Saturday 24 August 2019

Brendan O'Connor: 'Zombie Leo meets the people'

Leo Varadkar (Niall Carson/PA)
Leo Varadkar (Niall Carson/PA)
Brendan O'Connor

Brendan O'Connor

Once seen, it can never be unseen. It's one of the most uncomfortable things you'll ever watch, like a particularly cringey scene from The Office multiplied by 10. It makes David Brent look like George Clooney. It actually makes Enda Kenny high-fiving his way around the country on election campaigns seem rather dignified and sophisticated. It almost makes Enda's air guitar moment at Bruce look cool.

Leo admits he's not great at the whole campaigning thing of talking to strangers. He's a guy who thinks it's weird to go to funerals of people you don't know. In other words, Leo is a person who thinks too much for election campaigns - too much self-awareness, or self-consciousness. And Leo never really had to campaign beyond his local hood of Castleknock and environs. He is a Taoiseach who has never had to win an election. He barely had to campaign to become leader of Fine Gael. Murph and co had the numbers all sewn up practically before Leo announced.

But last week, Leo had to go down the country and face the real people of Ireland. Cork was, to put it kindly, a disaster. He was called names - 'Vegan', there were tractors, bulls, meetings disrupted. It all came as a bit of a shock to him.

Imagine his relief then, when he hit Limerick, and he saw a busker, playing modern music. Here was something a modern Taoiseach could relate to. So over he went, flanked by Sean Kelly MEP, with whom Leo probably doesn't have much in common. The first thing you'll notice is the fixed grin plastered on Leo's face, trying to convince us, and himself, that he is enjoying this. And then, horror of horrors, as the busker James McKelvey sings Zombie by The Cranberries, Leo joins in.

You had to wonder if the real Leo had been replaced by some kind of zombie Enda Kenny.
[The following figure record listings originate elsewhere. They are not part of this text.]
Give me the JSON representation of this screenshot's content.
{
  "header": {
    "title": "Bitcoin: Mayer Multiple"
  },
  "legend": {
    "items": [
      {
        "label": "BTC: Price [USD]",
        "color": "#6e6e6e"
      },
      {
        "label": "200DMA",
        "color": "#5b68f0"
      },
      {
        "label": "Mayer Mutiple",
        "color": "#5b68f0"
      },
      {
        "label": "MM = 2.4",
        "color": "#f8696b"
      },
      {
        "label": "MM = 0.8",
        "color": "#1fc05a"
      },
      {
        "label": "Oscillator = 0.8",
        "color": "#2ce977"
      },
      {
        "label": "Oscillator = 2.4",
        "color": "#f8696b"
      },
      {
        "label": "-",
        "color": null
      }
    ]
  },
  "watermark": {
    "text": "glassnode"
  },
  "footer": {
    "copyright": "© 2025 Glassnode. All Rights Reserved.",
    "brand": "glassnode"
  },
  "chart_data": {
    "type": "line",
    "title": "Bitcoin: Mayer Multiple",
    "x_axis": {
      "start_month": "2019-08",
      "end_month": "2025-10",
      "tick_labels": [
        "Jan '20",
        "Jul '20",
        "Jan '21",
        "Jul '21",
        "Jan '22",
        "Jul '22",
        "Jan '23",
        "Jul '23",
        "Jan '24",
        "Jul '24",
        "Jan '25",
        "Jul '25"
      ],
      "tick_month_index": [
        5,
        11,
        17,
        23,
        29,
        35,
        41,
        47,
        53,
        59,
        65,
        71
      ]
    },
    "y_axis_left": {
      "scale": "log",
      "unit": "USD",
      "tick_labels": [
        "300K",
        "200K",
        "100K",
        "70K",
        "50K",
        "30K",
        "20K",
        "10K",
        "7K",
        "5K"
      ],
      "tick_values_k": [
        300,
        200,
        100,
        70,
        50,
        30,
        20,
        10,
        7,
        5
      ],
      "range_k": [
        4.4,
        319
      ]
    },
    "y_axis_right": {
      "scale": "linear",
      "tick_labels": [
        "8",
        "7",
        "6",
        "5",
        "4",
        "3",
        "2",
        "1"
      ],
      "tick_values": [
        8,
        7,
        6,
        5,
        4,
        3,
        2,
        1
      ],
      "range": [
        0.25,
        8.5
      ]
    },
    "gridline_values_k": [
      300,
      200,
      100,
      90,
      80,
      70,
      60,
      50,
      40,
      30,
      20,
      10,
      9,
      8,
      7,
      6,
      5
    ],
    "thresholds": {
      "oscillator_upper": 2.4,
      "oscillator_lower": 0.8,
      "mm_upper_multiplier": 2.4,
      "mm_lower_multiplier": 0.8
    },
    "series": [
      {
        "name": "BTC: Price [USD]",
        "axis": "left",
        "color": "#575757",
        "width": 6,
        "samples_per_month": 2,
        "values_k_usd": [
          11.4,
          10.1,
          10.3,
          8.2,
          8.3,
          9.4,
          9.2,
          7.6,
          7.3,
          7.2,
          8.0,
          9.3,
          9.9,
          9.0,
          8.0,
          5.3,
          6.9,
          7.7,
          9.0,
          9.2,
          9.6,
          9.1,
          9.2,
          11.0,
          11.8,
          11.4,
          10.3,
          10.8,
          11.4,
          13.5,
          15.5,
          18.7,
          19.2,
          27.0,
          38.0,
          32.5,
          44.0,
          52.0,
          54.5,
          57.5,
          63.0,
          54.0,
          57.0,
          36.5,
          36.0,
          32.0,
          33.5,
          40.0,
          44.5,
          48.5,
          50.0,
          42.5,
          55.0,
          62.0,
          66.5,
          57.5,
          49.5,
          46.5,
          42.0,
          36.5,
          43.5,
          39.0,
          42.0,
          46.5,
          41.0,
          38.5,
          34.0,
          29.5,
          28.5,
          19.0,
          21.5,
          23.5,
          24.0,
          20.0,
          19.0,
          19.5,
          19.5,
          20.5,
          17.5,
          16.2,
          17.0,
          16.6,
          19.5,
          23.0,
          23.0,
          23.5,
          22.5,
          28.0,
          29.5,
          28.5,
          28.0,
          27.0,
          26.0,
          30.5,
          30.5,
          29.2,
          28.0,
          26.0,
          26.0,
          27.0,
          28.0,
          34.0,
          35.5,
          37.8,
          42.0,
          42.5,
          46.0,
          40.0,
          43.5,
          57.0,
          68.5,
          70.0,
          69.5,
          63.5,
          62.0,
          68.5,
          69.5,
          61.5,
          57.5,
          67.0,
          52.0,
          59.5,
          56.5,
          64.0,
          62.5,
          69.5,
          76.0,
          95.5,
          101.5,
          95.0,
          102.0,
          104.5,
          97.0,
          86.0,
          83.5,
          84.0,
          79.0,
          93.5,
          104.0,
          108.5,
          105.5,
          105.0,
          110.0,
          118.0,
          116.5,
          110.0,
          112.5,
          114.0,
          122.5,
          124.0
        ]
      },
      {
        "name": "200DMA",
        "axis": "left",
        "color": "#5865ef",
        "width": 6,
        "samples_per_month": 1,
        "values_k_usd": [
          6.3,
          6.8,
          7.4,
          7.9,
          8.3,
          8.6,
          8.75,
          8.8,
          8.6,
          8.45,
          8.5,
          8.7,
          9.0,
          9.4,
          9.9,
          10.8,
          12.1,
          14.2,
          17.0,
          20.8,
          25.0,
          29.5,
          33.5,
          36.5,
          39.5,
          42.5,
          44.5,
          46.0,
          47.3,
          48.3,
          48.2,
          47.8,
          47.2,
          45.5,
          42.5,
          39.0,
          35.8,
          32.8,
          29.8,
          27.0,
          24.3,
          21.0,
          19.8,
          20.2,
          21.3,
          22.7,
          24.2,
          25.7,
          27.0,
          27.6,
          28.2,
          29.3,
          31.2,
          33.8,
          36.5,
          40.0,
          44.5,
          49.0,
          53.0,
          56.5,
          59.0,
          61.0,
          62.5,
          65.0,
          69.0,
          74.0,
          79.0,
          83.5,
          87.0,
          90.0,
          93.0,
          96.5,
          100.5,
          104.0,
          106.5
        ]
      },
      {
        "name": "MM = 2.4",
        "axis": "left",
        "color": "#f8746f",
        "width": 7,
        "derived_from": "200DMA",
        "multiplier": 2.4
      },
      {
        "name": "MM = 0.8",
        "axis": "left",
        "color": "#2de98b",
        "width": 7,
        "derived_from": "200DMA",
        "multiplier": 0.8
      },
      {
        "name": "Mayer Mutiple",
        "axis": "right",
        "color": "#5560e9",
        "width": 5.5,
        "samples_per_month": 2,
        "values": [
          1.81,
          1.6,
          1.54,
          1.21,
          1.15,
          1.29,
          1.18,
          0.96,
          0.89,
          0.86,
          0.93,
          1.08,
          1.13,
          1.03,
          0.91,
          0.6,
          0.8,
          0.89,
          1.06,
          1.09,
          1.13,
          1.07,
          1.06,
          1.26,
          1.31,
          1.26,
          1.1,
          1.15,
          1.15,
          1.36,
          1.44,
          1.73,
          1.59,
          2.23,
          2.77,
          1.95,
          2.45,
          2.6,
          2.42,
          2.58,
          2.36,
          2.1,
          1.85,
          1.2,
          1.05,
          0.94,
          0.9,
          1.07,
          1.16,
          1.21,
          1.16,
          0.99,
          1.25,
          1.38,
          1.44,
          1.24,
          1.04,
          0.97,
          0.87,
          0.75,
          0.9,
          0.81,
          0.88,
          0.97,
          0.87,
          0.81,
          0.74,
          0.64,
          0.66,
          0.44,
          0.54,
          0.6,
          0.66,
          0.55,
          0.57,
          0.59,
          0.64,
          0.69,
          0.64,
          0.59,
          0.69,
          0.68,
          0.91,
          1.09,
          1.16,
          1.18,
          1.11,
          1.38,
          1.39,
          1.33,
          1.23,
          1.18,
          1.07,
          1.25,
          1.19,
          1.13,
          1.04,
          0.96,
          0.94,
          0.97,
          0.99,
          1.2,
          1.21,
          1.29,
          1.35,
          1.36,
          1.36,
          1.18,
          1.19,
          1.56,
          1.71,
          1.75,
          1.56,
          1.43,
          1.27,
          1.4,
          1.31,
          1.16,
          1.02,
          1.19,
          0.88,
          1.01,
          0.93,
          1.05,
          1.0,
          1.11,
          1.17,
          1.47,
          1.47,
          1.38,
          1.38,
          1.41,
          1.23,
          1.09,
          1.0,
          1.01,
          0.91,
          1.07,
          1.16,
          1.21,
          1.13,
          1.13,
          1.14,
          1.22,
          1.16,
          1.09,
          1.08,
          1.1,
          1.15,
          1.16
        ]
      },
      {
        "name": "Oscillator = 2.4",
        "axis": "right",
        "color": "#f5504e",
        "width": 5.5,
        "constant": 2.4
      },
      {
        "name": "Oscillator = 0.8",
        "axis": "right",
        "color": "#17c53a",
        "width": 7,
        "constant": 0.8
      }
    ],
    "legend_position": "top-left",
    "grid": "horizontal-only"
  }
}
But that's not the really bad bit. The really bad bit is what happens when the song ends. Leo turns to the busker and tells him he's good. "And I don't do bulls**t," says Leo.

Now that is a very debatable statement. Ruth Morrissey for one, who ended up in court despite Leo promising that she - or women like her - never would, might disagree. Indeed, there are a list of people who might disagree, from children living in hotels to bereaved families in Waterford.
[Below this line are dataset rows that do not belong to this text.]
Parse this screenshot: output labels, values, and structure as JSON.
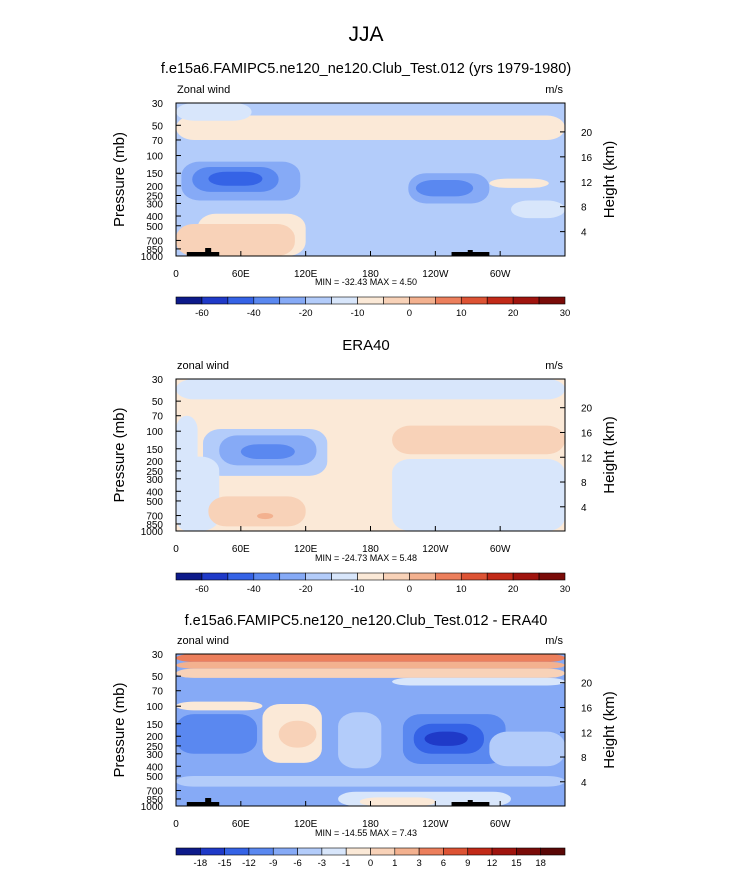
{
  "page": {
    "title": "JJA"
  },
  "palettes": {
    "blues": [
      "#0d1a8a",
      "#1f3ac8",
      "#3563e6",
      "#5a88f0",
      "#86aaf6",
      "#b3ccfa",
      "#d8e6fb"
    ],
    "neutral": "#fbe9d7",
    "reds": [
      "#f8d2b8",
      "#f3b18f",
      "#ec7f5c",
      "#dd5334",
      "#c22a18",
      "#a0140e",
      "#7a0b08"
    ]
  },
  "chart_data": [
    {
      "type": "heatmap",
      "title": "f.e15a6.FAMIPC5.ne120_ne120.Club_Test.012 (yrs 1979-1980)",
      "subtitle_left": "Zonal wind",
      "units": "m/s",
      "ylabel": "Pressure (mb)",
      "ylabel_right": "Height (km)",
      "pressure_ticks": [
        "30",
        "50",
        "70",
        "100",
        "150",
        "200",
        "250",
        "300",
        "400",
        "500",
        "700",
        "850",
        "1000"
      ],
      "height_ticks": [
        "20",
        "16",
        "12",
        "8",
        "4"
      ],
      "lon_ticks": [
        "0",
        "60E",
        "120E",
        "180",
        "120W",
        "60W"
      ],
      "stats": "MIN = -32.43   MAX =   4.50",
      "colorbar_labels": [
        "-60",
        "-40",
        "-20",
        "-10",
        "0",
        "10",
        "20",
        "30"
      ],
      "background_level": 5,
      "regions": [
        {
          "lon": [
            0,
            360
          ],
          "p": [
            40,
            70
          ],
          "level": 7
        },
        {
          "lon": [
            190,
            330
          ],
          "p": [
            45,
            65
          ],
          "level": 7
        },
        {
          "lon": [
            0,
            70
          ],
          "p": [
            30,
            45
          ],
          "level": 6
        },
        {
          "lon": [
            5,
            115
          ],
          "p": [
            115,
            280
          ],
          "level": 4
        },
        {
          "lon": [
            15,
            95
          ],
          "p": [
            130,
            230
          ],
          "level": 3
        },
        {
          "lon": [
            30,
            80
          ],
          "p": [
            145,
            200
          ],
          "level": 2
        },
        {
          "lon": [
            215,
            290
          ],
          "p": [
            150,
            300
          ],
          "level": 4
        },
        {
          "lon": [
            222,
            275
          ],
          "p": [
            175,
            255
          ],
          "level": 3
        },
        {
          "lon": [
            20,
            120
          ],
          "p": [
            380,
            1000
          ],
          "level": 7
        },
        {
          "lon": [
            0,
            110
          ],
          "p": [
            480,
            1000
          ],
          "level": 8
        },
        {
          "lon": [
            290,
            345
          ],
          "p": [
            170,
            210
          ],
          "level": 7
        },
        {
          "lon": [
            310,
            360
          ],
          "p": [
            280,
            420
          ],
          "level": 6
        }
      ]
    },
    {
      "type": "heatmap",
      "title": "ERA40",
      "subtitle_left": "zonal wind",
      "units": "m/s",
      "ylabel": "Pressure (mb)",
      "ylabel_right": "Height (km)",
      "pressure_ticks": [
        "30",
        "50",
        "70",
        "100",
        "150",
        "200",
        "250",
        "300",
        "400",
        "500",
        "700",
        "850",
        "1000"
      ],
      "height_ticks": [
        "20",
        "16",
        "12",
        "8",
        "4"
      ],
      "lon_ticks": [
        "0",
        "60E",
        "120E",
        "180",
        "120W",
        "60W"
      ],
      "stats": "MIN = -24.73   MAX =   5.48",
      "colorbar_labels": [
        "-60",
        "-40",
        "-20",
        "-10",
        "0",
        "10",
        "20",
        "30"
      ],
      "background_level": 7,
      "regions": [
        {
          "lon": [
            0,
            360
          ],
          "p": [
            30,
            48
          ],
          "level": 6
        },
        {
          "lon": [
            25,
            140
          ],
          "p": [
            95,
            280
          ],
          "level": 5
        },
        {
          "lon": [
            40,
            130
          ],
          "p": [
            110,
            220
          ],
          "level": 4
        },
        {
          "lon": [
            60,
            110
          ],
          "p": [
            135,
            190
          ],
          "level": 3
        },
        {
          "lon": [
            0,
            40
          ],
          "p": [
            180,
            1000
          ],
          "level": 6
        },
        {
          "lon": [
            0,
            20
          ],
          "p": [
            70,
            1000
          ],
          "level": 6
        },
        {
          "lon": [
            200,
            360
          ],
          "p": [
            88,
            170
          ],
          "level": 8
        },
        {
          "lon": [
            320,
            360
          ],
          "p": [
            300,
            1000
          ],
          "level": 6
        },
        {
          "lon": [
            200,
            360
          ],
          "p": [
            190,
            1000
          ],
          "level": 6
        },
        {
          "lon": [
            30,
            120
          ],
          "p": [
            450,
            900
          ],
          "level": 8
        },
        {
          "lon": [
            75,
            90
          ],
          "p": [
            660,
            760
          ],
          "level": 9
        }
      ]
    },
    {
      "type": "heatmap",
      "title": "f.e15a6.FAMIPC5.ne120_ne120.Club_Test.012 - ERA40",
      "subtitle_left": "zonal wind",
      "units": "m/s",
      "ylabel": "Pressure (mb)",
      "ylabel_right": "Height (km)",
      "pressure_ticks": [
        "30",
        "50",
        "70",
        "100",
        "150",
        "200",
        "250",
        "300",
        "400",
        "500",
        "700",
        "850",
        "1000"
      ],
      "height_ticks": [
        "20",
        "16",
        "12",
        "8",
        "4"
      ],
      "lon_ticks": [
        "0",
        "60E",
        "120E",
        "180",
        "120W",
        "60W"
      ],
      "stats": "MIN = -14.55   MAX =   7.43",
      "colorbar_labels": [
        "-18",
        "-15",
        "-12",
        "-9",
        "-6",
        "-3",
        "-1",
        "0",
        "1",
        "3",
        "6",
        "9",
        "12",
        "15",
        "18"
      ],
      "background_level": 4,
      "regions": [
        {
          "lon": [
            0,
            360
          ],
          "p": [
            30,
            36
          ],
          "level": 10
        },
        {
          "lon": [
            0,
            360
          ],
          "p": [
            36,
            42
          ],
          "level": 9
        },
        {
          "lon": [
            0,
            360
          ],
          "p": [
            42,
            52
          ],
          "level": 8
        },
        {
          "lon": [
            200,
            360
          ],
          "p": [
            52,
            62
          ],
          "level": 6
        },
        {
          "lon": [
            0,
            80
          ],
          "p": [
            90,
            110
          ],
          "level": 7
        },
        {
          "lon": [
            0,
            70
          ],
          "p": [
            135,
            175
          ],
          "level": 2
        },
        {
          "lon": [
            0,
            75
          ],
          "p": [
            120,
            300
          ],
          "level": 3
        },
        {
          "lon": [
            80,
            135
          ],
          "p": [
            95,
            370
          ],
          "level": 7
        },
        {
          "lon": [
            95,
            130
          ],
          "p": [
            140,
            260
          ],
          "level": 8
        },
        {
          "lon": [
            150,
            190
          ],
          "p": [
            115,
            420
          ],
          "level": 5
        },
        {
          "lon": [
            210,
            305
          ],
          "p": [
            120,
            380
          ],
          "level": 3
        },
        {
          "lon": [
            220,
            285
          ],
          "p": [
            150,
            300
          ],
          "level": 2
        },
        {
          "lon": [
            230,
            270
          ],
          "p": [
            180,
            250
          ],
          "level": 1
        },
        {
          "lon": [
            290,
            360
          ],
          "p": [
            180,
            400
          ],
          "level": 5
        },
        {
          "lon": [
            0,
            360
          ],
          "p": [
            500,
            640
          ],
          "level": 5
        },
        {
          "lon": [
            150,
            310
          ],
          "p": [
            720,
            1000
          ],
          "level": 6
        },
        {
          "lon": [
            170,
            240
          ],
          "p": [
            820,
            1000
          ],
          "level": 7
        }
      ]
    }
  ]
}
But that's almost beside the point. It's the awful attempt to be the cool teacher, the boss who's just one of the guys, that is unbearable.

And, of course, it goes without saying that anyone who doesn't do bulls**t doesn't go around saying, "I don't do bulls**t". Please Leo, don't ever try and be down with the kids or a man of the people again. We know your limitations. People who like you, like you for who you are. There's no need to do this bulls**t.